The value of any investment, and any income from it, can rise and fall with movements in stockmarkets, currencies and interest rates. These can move irrationally and can be affected unpredictably by diverse factors, including political and economic events. This could mean that you won’t get back the amount you originally invested.

The fund’s past performance should not be considered a guide to future returns.

The payment of income is not guaranteed.

Because one of the key objectives of the fund is to provide income, the annual management charge is taken from capital rather than income. This can reduce the potential for capital growth.

The fund may use derivatives (financial instruments whose value is linked to the expected price movements of an underlying asset) for investment purposes, including taking long and short positions, and may use borrowing from time to time. It may also invest in derivatives to protect the value of the fund, reduce costs and/or generate additional income. Investing in derivatives also carries risks, however. In the case of a ‘short’ position, for example, if the price of the underlying asset rises in value, the fund will lose money.

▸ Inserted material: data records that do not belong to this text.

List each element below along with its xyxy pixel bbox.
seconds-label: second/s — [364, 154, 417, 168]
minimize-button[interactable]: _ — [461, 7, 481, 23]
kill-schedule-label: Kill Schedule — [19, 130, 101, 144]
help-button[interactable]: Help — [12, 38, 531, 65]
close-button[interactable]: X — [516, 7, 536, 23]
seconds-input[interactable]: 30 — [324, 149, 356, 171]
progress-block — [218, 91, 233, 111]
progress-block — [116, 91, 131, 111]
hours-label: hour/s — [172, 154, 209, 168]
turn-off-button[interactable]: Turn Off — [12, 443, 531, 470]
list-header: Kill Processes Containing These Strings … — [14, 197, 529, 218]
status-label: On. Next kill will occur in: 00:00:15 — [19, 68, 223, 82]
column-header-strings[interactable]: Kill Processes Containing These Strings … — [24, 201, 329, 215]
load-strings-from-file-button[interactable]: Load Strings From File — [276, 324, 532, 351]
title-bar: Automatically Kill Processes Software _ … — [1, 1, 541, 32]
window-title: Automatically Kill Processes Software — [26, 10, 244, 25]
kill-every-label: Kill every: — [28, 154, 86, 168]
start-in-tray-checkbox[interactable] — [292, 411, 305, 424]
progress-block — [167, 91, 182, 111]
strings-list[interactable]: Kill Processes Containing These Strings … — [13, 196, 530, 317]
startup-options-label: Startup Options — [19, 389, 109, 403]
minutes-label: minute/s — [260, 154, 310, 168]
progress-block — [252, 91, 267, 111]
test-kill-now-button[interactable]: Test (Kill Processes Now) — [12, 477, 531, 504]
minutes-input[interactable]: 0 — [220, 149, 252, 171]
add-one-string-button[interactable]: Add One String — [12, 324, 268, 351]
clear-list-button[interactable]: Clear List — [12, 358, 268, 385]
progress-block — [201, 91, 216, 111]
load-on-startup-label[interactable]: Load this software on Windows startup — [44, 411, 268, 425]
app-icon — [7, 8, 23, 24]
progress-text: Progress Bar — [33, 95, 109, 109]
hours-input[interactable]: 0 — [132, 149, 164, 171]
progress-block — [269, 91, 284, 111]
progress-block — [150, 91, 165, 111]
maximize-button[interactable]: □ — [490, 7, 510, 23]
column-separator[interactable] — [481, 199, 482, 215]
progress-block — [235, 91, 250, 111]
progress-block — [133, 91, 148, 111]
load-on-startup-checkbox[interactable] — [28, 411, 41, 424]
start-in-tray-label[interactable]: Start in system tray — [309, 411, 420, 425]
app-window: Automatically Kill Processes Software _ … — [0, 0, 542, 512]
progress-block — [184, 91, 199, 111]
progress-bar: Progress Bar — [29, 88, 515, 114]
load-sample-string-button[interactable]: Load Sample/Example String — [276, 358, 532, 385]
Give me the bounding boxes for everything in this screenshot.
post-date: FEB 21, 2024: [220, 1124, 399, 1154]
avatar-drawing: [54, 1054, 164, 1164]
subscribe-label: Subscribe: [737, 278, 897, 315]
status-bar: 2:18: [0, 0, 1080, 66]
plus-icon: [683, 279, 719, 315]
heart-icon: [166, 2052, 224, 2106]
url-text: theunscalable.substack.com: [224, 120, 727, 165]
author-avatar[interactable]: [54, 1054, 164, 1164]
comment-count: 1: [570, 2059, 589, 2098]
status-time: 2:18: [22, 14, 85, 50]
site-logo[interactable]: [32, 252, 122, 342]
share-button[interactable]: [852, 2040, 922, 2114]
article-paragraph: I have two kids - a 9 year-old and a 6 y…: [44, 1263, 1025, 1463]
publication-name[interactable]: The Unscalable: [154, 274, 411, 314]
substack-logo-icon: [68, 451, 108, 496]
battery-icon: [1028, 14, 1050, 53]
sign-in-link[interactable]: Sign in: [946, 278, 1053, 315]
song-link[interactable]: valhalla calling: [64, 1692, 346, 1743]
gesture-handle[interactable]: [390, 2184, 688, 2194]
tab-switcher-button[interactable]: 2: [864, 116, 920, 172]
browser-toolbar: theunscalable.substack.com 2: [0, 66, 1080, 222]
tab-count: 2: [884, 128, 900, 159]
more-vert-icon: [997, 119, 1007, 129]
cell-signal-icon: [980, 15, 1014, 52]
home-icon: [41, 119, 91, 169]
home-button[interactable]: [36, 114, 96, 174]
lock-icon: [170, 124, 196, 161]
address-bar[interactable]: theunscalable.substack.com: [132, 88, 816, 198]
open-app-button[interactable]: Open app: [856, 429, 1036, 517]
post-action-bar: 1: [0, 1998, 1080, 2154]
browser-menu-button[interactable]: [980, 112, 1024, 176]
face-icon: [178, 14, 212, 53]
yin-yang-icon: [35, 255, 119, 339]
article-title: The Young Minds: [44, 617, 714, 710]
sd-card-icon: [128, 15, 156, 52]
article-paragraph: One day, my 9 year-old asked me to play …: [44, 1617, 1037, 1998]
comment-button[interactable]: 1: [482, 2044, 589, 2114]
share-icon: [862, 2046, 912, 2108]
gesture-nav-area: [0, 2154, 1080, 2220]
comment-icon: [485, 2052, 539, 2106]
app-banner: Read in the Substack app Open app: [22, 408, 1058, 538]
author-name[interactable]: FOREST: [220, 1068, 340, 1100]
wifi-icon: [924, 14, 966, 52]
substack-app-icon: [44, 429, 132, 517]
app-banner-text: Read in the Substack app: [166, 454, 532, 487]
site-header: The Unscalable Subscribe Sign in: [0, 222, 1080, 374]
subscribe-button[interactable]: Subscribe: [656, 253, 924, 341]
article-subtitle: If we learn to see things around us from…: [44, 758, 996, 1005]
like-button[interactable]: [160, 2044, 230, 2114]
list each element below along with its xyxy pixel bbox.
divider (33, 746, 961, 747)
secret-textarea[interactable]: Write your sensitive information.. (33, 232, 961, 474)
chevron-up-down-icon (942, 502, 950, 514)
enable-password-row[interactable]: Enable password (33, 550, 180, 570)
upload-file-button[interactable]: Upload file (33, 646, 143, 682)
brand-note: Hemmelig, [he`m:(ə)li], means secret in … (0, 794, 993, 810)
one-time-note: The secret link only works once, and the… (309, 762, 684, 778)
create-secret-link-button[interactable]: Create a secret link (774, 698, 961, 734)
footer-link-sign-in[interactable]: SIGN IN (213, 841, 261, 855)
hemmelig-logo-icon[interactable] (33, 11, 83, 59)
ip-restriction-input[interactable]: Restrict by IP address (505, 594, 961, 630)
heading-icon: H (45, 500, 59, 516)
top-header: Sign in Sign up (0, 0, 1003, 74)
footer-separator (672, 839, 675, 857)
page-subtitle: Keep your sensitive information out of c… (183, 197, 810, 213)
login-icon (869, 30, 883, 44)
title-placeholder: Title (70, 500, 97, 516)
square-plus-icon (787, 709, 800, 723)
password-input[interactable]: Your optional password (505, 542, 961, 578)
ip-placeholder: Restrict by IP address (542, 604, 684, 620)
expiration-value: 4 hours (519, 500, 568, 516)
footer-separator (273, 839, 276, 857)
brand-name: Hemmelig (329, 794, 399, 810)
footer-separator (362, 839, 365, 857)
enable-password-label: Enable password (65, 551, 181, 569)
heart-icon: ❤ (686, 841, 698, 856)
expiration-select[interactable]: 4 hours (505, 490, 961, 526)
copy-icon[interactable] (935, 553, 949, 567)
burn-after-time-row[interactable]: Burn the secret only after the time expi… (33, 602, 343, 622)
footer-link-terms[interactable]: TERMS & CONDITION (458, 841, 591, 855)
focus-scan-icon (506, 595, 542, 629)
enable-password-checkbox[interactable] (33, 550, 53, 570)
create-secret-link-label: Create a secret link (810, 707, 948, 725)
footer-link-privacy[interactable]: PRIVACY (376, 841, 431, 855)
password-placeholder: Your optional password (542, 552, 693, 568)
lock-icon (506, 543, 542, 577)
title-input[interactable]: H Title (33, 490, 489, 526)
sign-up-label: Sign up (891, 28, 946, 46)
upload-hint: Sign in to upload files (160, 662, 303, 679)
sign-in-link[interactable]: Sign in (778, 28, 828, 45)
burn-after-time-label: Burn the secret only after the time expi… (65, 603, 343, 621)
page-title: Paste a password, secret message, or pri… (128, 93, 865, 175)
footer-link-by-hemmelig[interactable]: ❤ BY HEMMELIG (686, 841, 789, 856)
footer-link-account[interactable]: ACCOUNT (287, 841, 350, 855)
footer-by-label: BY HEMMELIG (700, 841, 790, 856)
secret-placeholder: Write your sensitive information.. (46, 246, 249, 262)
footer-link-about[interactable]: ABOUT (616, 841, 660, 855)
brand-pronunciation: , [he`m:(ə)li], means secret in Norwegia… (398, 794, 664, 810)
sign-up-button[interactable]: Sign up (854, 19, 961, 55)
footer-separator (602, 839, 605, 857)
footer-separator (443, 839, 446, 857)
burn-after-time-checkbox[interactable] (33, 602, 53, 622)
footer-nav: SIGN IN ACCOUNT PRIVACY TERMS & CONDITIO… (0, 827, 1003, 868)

The fund may invest in emerging markets, which can involve greater risk than investing in developed markets. In particular, more volatility (sharper rises and falls in unit prices) can be expected.

The fund may invest in fixed-interest securities. These are issued by governments, companies and other entities and pay a fixed level of income or interest. These payments (including repayment of capital) are subject to credit risks. Meanwhile, the market value of these assets will be particularly influenced by movements in interest rates and by changes in interest-rate expectations.

The fund may invest in higher yielding bonds, which may increase the risk to your capital. Investing in these types of assets (which are also known as sub-investment grade bonds) can produce a higher yield but also brings an increased risk of default, which would affect the capital value of your investment.

The fund holds bonds which could prove difficult to sell. As a result, the fund may have to lower the selling price, sell other investments or forego more appealing investment opportunities.

The historic yield reflects distribution payments declared by the fund over the previous year as a percentage of its mid-market unit price. It does not include any preliminary charge. Investors may be subject to tax on the distribution payments that they receive.

The additional expenses of the fund are currently capped at 0.14%. This has the effect of capping the ongoing charge for the class I units issued by the fund at 0.89% and for class R units at 1.64%. Artemis reserves the right to remove the cap without notice.

Any research and analysis in this communication has been obtained by Artemis for its own use. Although this communication is based on sources of information that Artemis believes to be reliable, no guarantee is given as to its accuracy or completeness.

Any forward-looking statements are based on Artemis’ current expectations and projections and are subject to change without notice.

Issued by Artemis Fund Managers Ltd which is authorised and regulated by the Financial Conduct Authority.